Dependência energética e diversificação de fontes
De acordo com os dados mais recentes, os Estados Unidos foram responsáveis por 45,3% das importações de GNL da União Europeia em 2024, consolidando-se como o principal fornecedor do bloco nessa modalidade. Em seguida aparecem Rússia (17,5%) e Noruega (13,5%). No fornecimento de gás canalizado, a Noruega lidera com 45,6%, sendo uma alternativa crucial à redução das importações russas, especialmente após os conflitos geopolíticos envolvendo a Ucrânia.
A dependência energética tornou-se um tema central na política externa da UE desde 2022, quando o bloco iniciou esforços para diversificar urgentemente seus fornecedores. A invasão da Ucrânia pela Rússia e o consequente boicote europeu às exportações russas de energia intensificaram essa necessidade.
A porta-voz de Energia reforçou esse compromisso: “Não queremos ser excessivamente dependentes de um único fornecedor. Aprendemos nossas lições”. Nesse contexto, os EUA permanecem como um parceiro estratégico, ainda que as exigências comerciais de Trump introduzam tensões adicionais nas negociações bilaterais.
Pressão comercial americana
Durante declaração no Salão Oval da Casa Branca ao lado do primeiro-ministro de Israel, Benjamin Netanyahu, Trump sugeriu que a União Europeia poderia “resolver facilmente” os impasses tarifários se se comprometesse a comprar energia americana em larga escala. “Uma das maneiras pelas quais isso pode desaparecer fácil e rapidamente é se comprarem nossa energia… se puderem comprá-la, podemos reduzir os US$ 350 bilhões em uma semana”, disse o ex-presidente.

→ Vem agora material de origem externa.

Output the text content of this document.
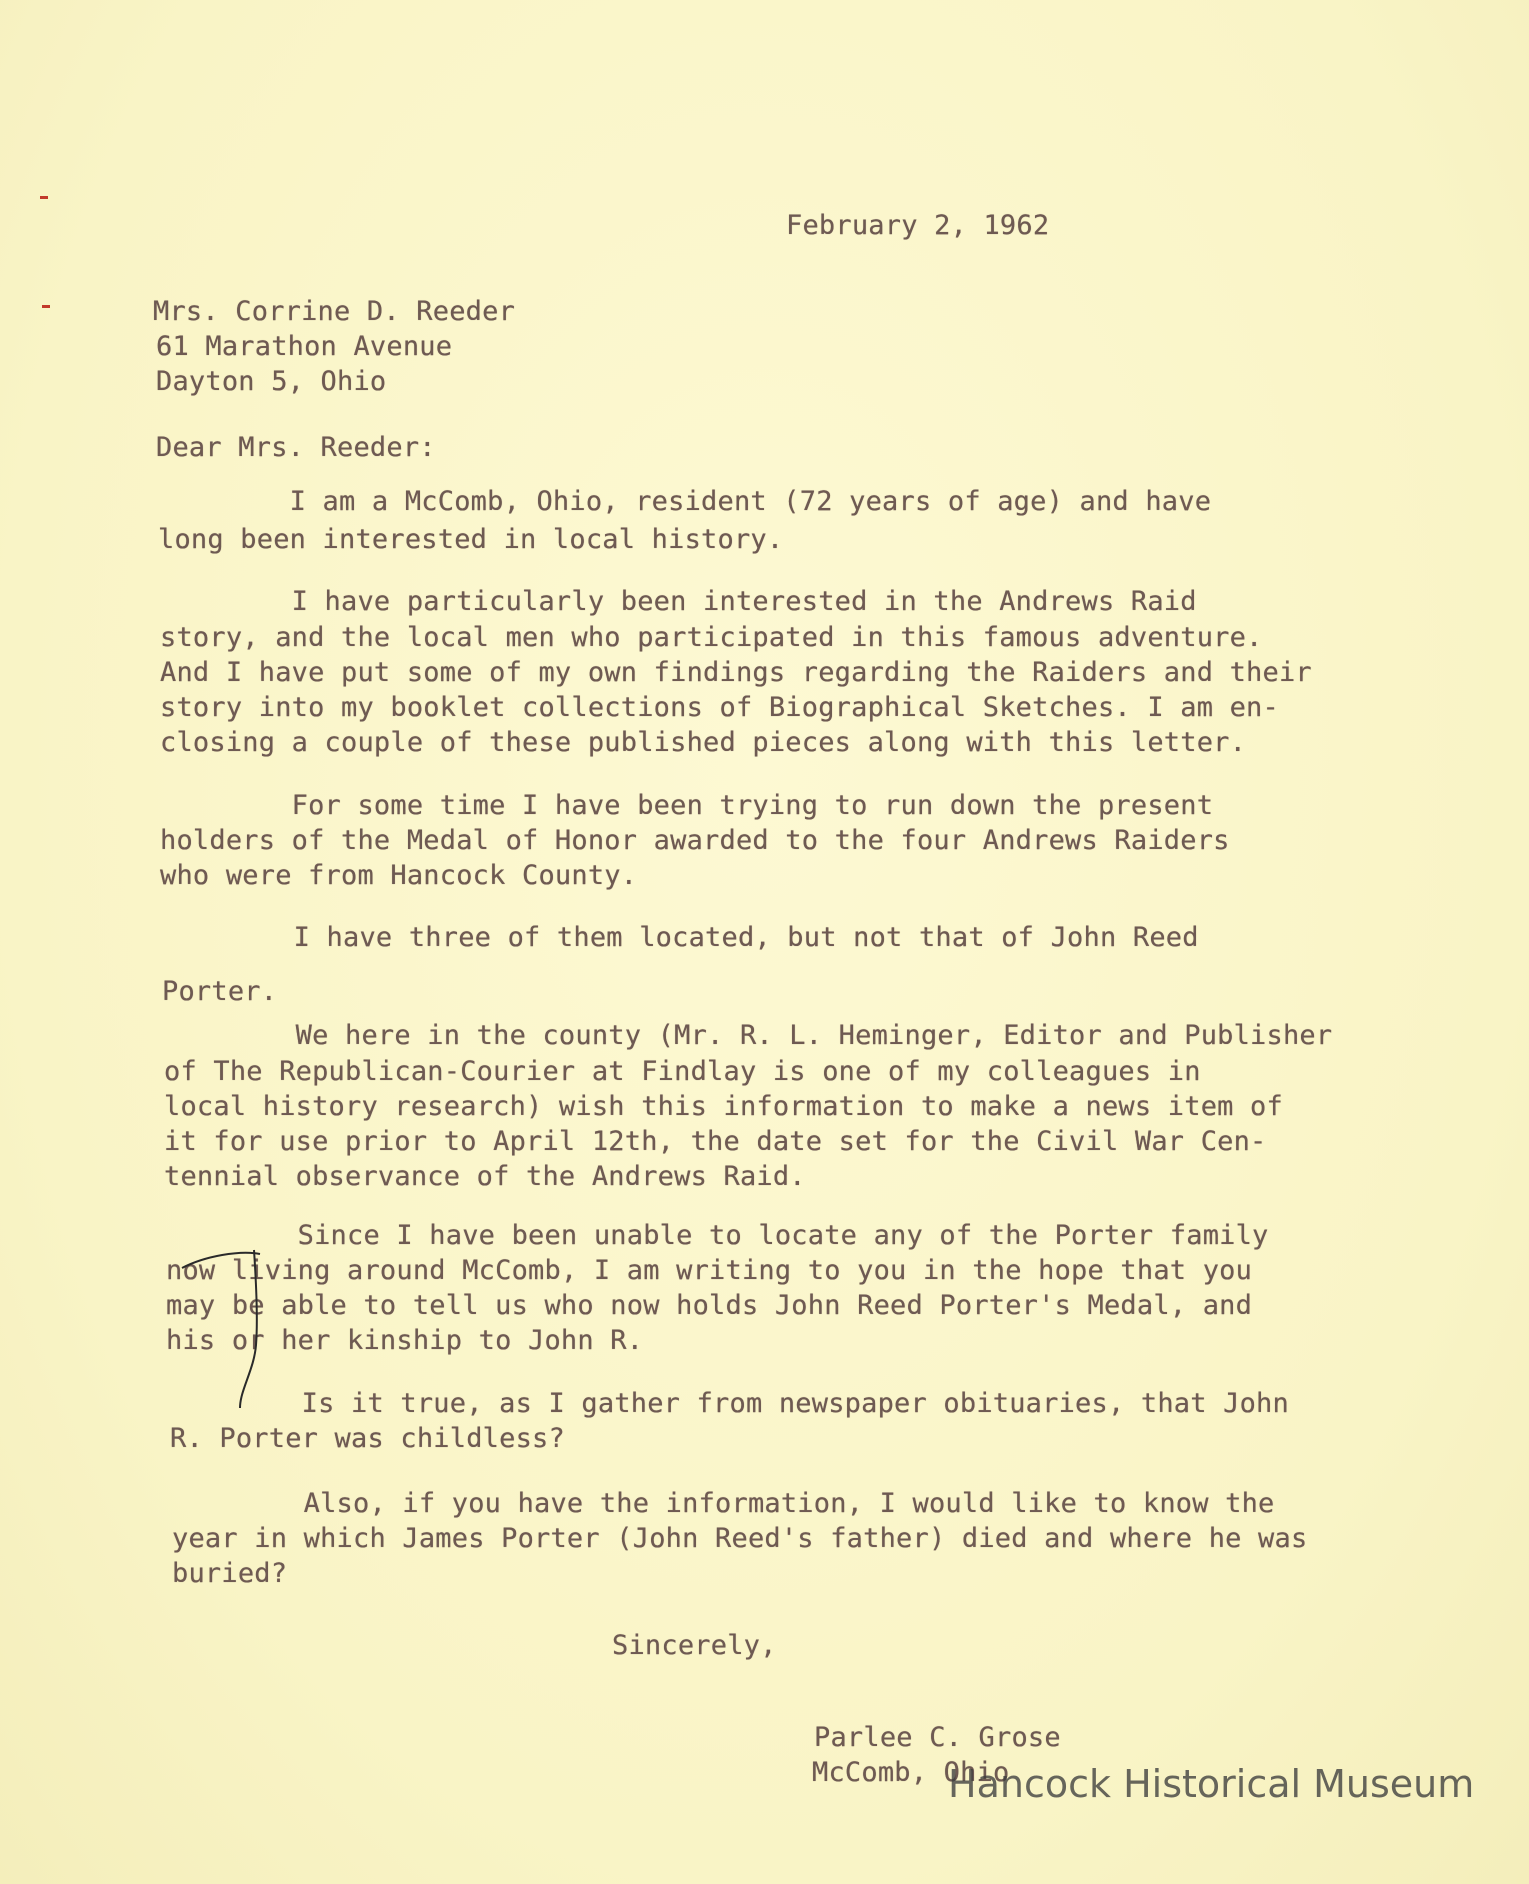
February 2, 1962
Mrs. Corrine D. Reeder
61 Marathon Avenue
Dayton 5, Ohio
Dear Mrs. Reeder:
I am a McComb, Ohio, resident (72 years of age) and have
long been interested in local history.
I have particularly been interested in the Andrews Raid
story, and the local men who participated in this famous adventure.
And I have put some of my own findings regarding the Raiders and their
story into my booklet collections of Biographical Sketches. I am en-
closing a couple of these published pieces along with this letter.
For some time I have been trying to run down the present
holders of the Medal of Honor awarded to the four Andrews Raiders
who were from Hancock County.
I have three of them located, but not that of John Reed
Porter.
We here in the county (Mr. R. L. Heminger, Editor and Publisher
of The Republican-Courier at Findlay is one of my colleagues in
local history research) wish this information to make a news item of
it for use prior to April 12th, the date set for the Civil War Cen-
tennial observance of the Andrews Raid.
Since I have been unable to locate any of the Porter family
now living around McComb, I am writing to you in the hope that you
may be able to tell us who now holds John Reed Porter's Medal, and
his or her kinship to John R.
Is it true, as I gather from newspaper obituaries, that John
R. Porter was childless?
Also, if you have the information, I would like to know the
year in which James Porter (John Reed's father) died and where he was
buried?
Sincerely,
Parlee C. Grose
McComb, Ohio
Hancock Historical Museum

Trump argumentou que os Estados Unidos têm capacidade de produção de energia suficiente para suprir não apenas sua demanda interna, mas também atender grandes blocos econômicos como a União Europeia. O objetivo, segundo ele, é equilibrar o déficit comercial dos EUA com os europeus.

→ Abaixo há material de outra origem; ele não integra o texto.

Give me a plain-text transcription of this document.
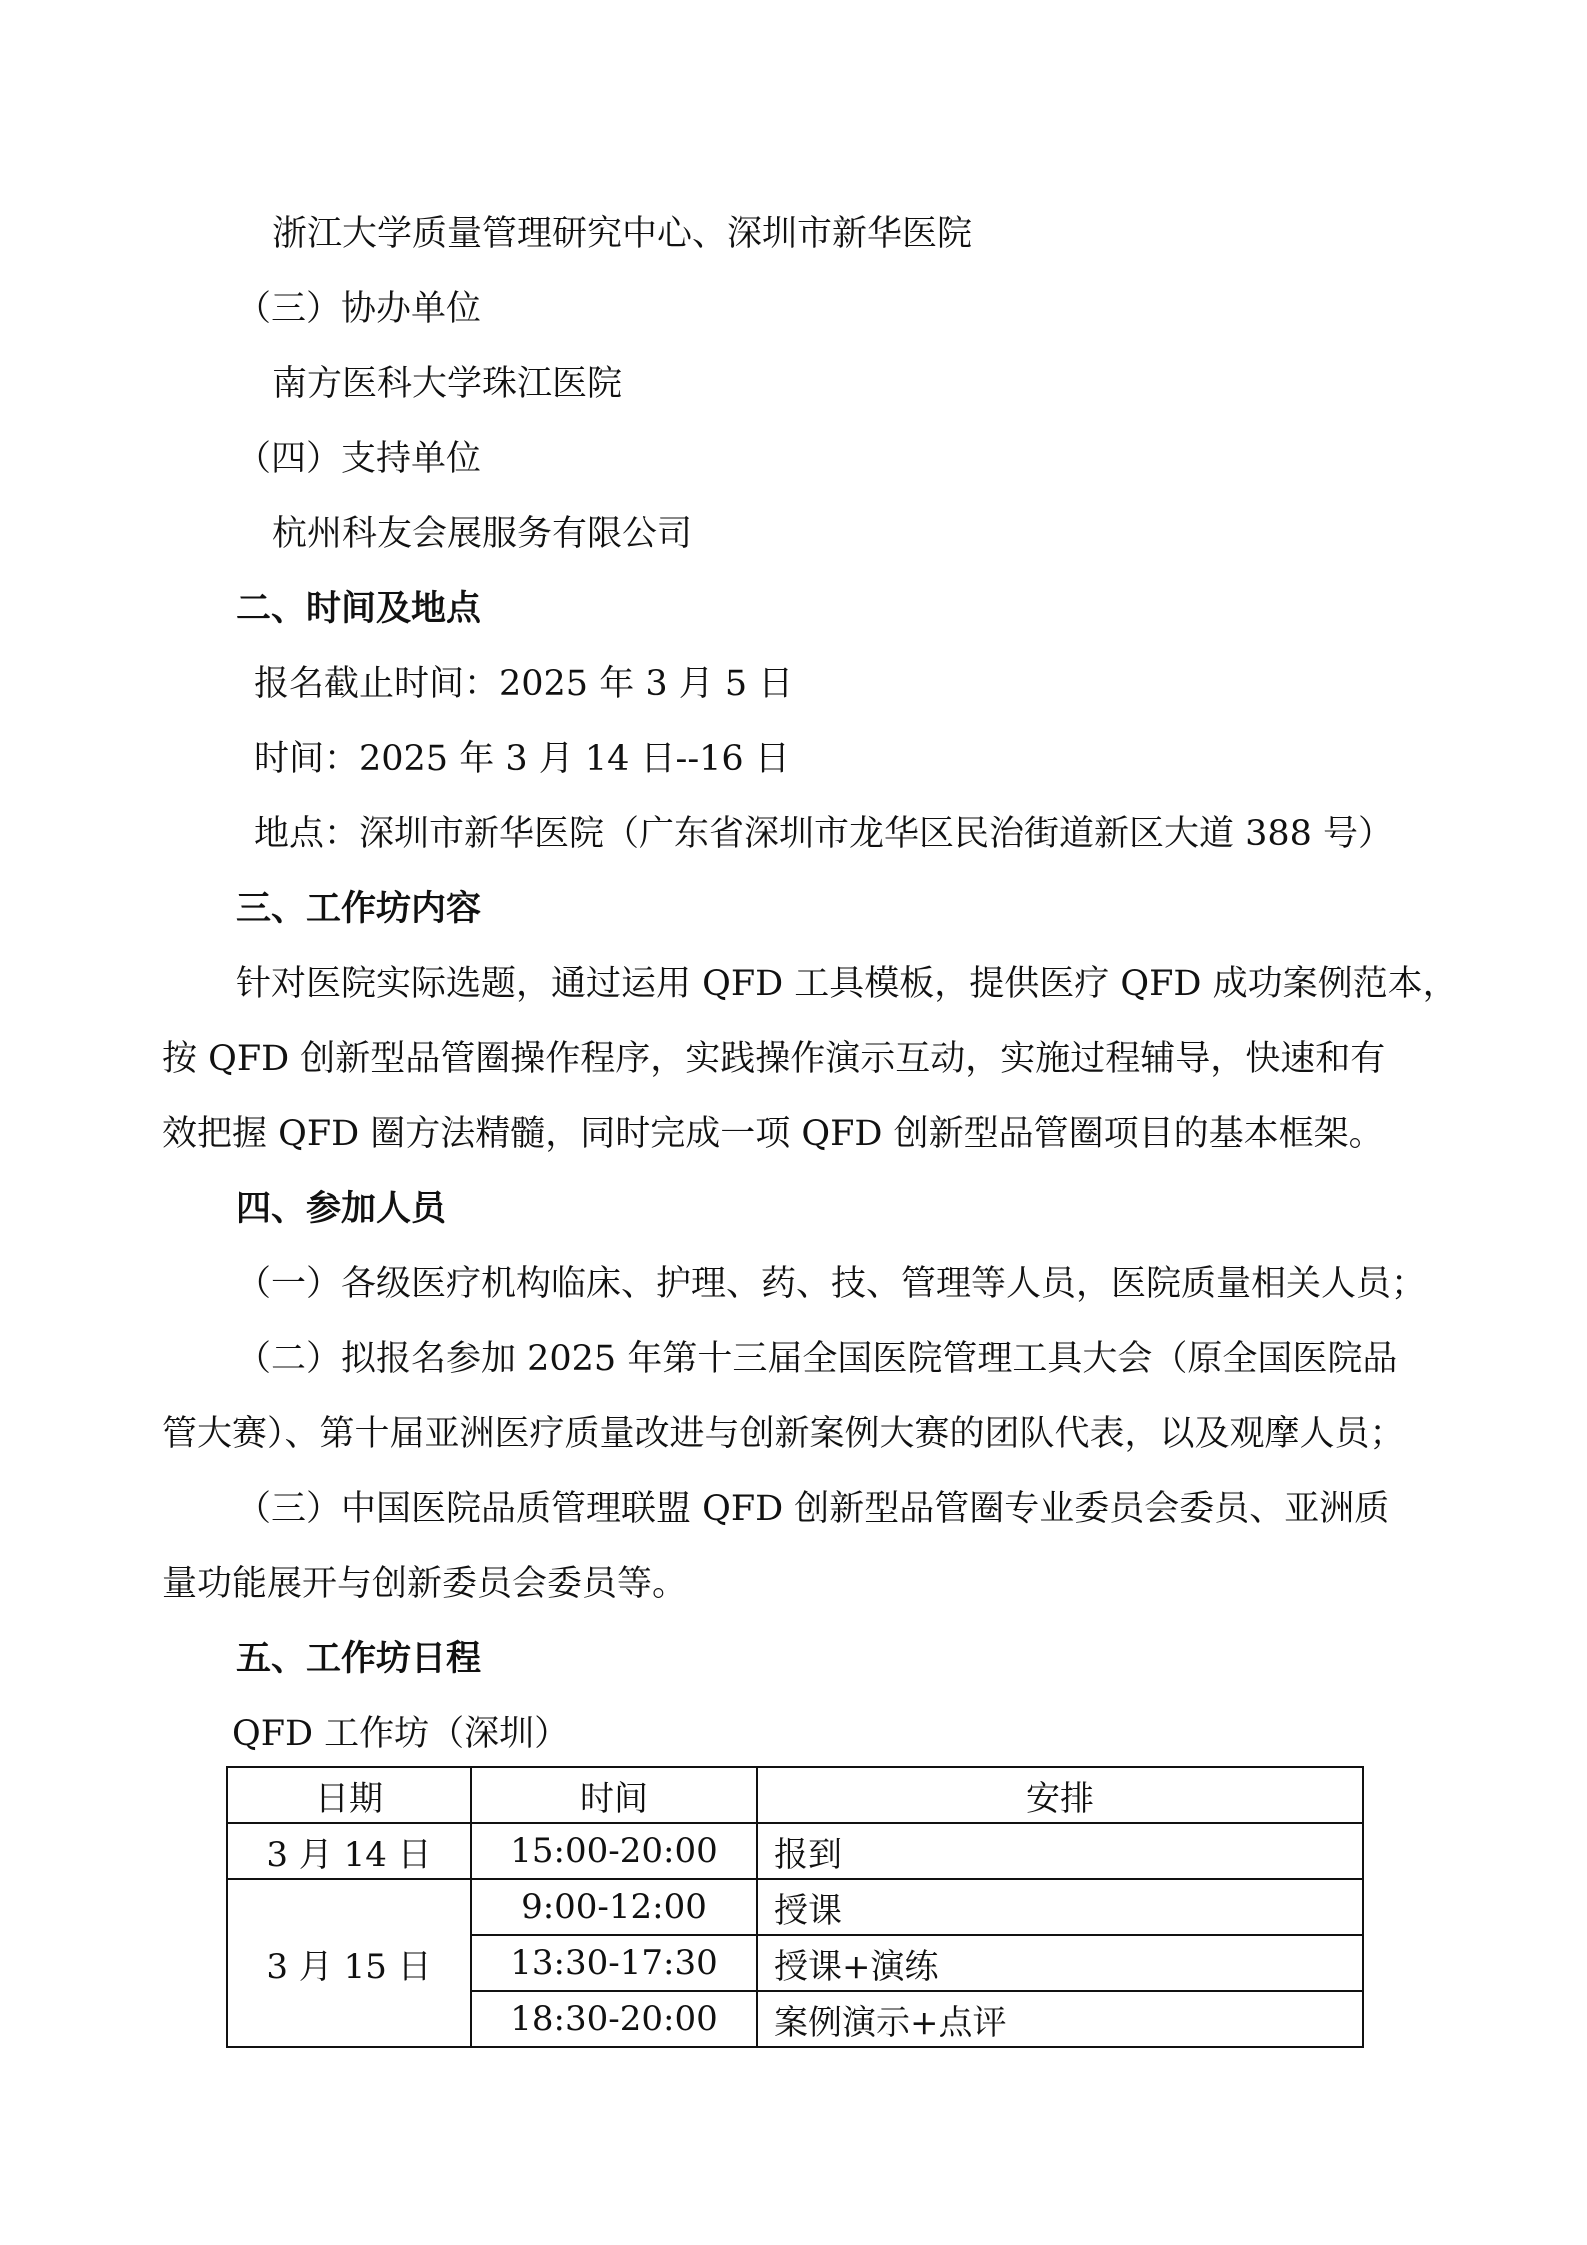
浙江大学质量管理研究中心、深圳市新华医院
（三）协办单位
南方医科大学珠江医院
（四）支持单位
杭州科友会展服务有限公司
二、时间及地点
报名截止时间：2025 年 3 月 5 日
时间：2025 年 3 月 14 日--16 日
地点：深圳市新华医院（广东省深圳市龙华区民治街道新区大道 388 号）
三、工作坊内容
针对医院实际选题，通过运用 QFD 工具模板，提供医疗 QFD 成功案例范本，
按 QFD 创新型品管圈操作程序，实践操作演示互动，实施过程辅导，快速和有
效把握 QFD 圈方法精髓，同时完成一项 QFD 创新型品管圈项目的基本框架。
四、参加人员
（一）各级医疗机构临床、护理、药、技、管理等人员，医院质量相关人员；
（二）拟报名参加 2025 年第十三届全国医院管理工具大会（原全国医院品
管大赛）、第十届亚洲医疗质量改进与创新案例大赛的团队代表，以及观摩人员；
（三）中国医院品质管理联盟 QFD 创新型品管圈专业委员会委员、亚洲质
量功能展开与创新委员会委员等。
五、工作坊日程
QFD 工作坊（深圳）
日期	时间	安排
3 月 14 日	15:00-20:00	报到
3 月 15 日	9:00-12:00	授课
	13:30-17:30	授课+演练
	18:30-20:00	案例演示+点评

Essa retórica reflete uma estratégia típica da política externa trumpista: utilizar o potencial energético americano como ferramenta de barganha comercial. Para o setor energético dos EUA, a proposta representa uma oportunidade de ouro para expandir mercados. Para a Europa, por outro lado, o desafio é balancear interesses comerciais, segurança energética e compromissos com a descarbonização.

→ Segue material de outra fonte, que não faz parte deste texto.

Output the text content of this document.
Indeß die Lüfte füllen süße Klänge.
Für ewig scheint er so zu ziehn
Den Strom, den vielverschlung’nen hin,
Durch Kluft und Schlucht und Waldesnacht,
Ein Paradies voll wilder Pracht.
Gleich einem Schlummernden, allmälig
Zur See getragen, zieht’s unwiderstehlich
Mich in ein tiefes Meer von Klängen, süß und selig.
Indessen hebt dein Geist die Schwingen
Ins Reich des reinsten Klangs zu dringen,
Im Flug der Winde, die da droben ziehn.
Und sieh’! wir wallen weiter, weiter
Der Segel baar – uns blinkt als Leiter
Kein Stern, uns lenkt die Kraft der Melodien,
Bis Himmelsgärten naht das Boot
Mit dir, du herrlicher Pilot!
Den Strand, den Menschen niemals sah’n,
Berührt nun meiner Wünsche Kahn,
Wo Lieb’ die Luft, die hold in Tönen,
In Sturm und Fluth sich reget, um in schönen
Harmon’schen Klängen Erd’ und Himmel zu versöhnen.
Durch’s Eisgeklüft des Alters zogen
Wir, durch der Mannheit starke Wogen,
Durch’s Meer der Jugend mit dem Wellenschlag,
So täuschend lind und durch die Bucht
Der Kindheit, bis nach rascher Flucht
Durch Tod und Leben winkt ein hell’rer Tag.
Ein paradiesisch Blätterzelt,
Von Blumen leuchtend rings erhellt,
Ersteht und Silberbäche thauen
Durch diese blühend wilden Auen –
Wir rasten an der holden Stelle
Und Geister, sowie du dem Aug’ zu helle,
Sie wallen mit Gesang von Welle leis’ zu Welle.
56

Complexidade dos contratos energéticos
Embora o gesto político da Comissão Europeia sinalize disposição para aprofundar a parceria energética com os Estados Unidos, especialistas alertam para a complexidade dos contratos privados que regem o mercado de gás. A maioria das negociações entre fornecedores e distribuidores de GNL são feitas de forma direta, e variáveis como preço, infraestrutura de recebimento e duração do contrato tornam qualquer mudança dependente de tempo e alinhamento estratégico.
Além disso, a compra massiva de gás dos EUA pode entrar em choque com os compromissos climáticos da UE. O bloco europeu vem incentivando a transição energética e o crescimento de fontes renováveis como solar, eólica e hidrogênio verde, com metas ambiciosas para neutralidade de carbono até 2050.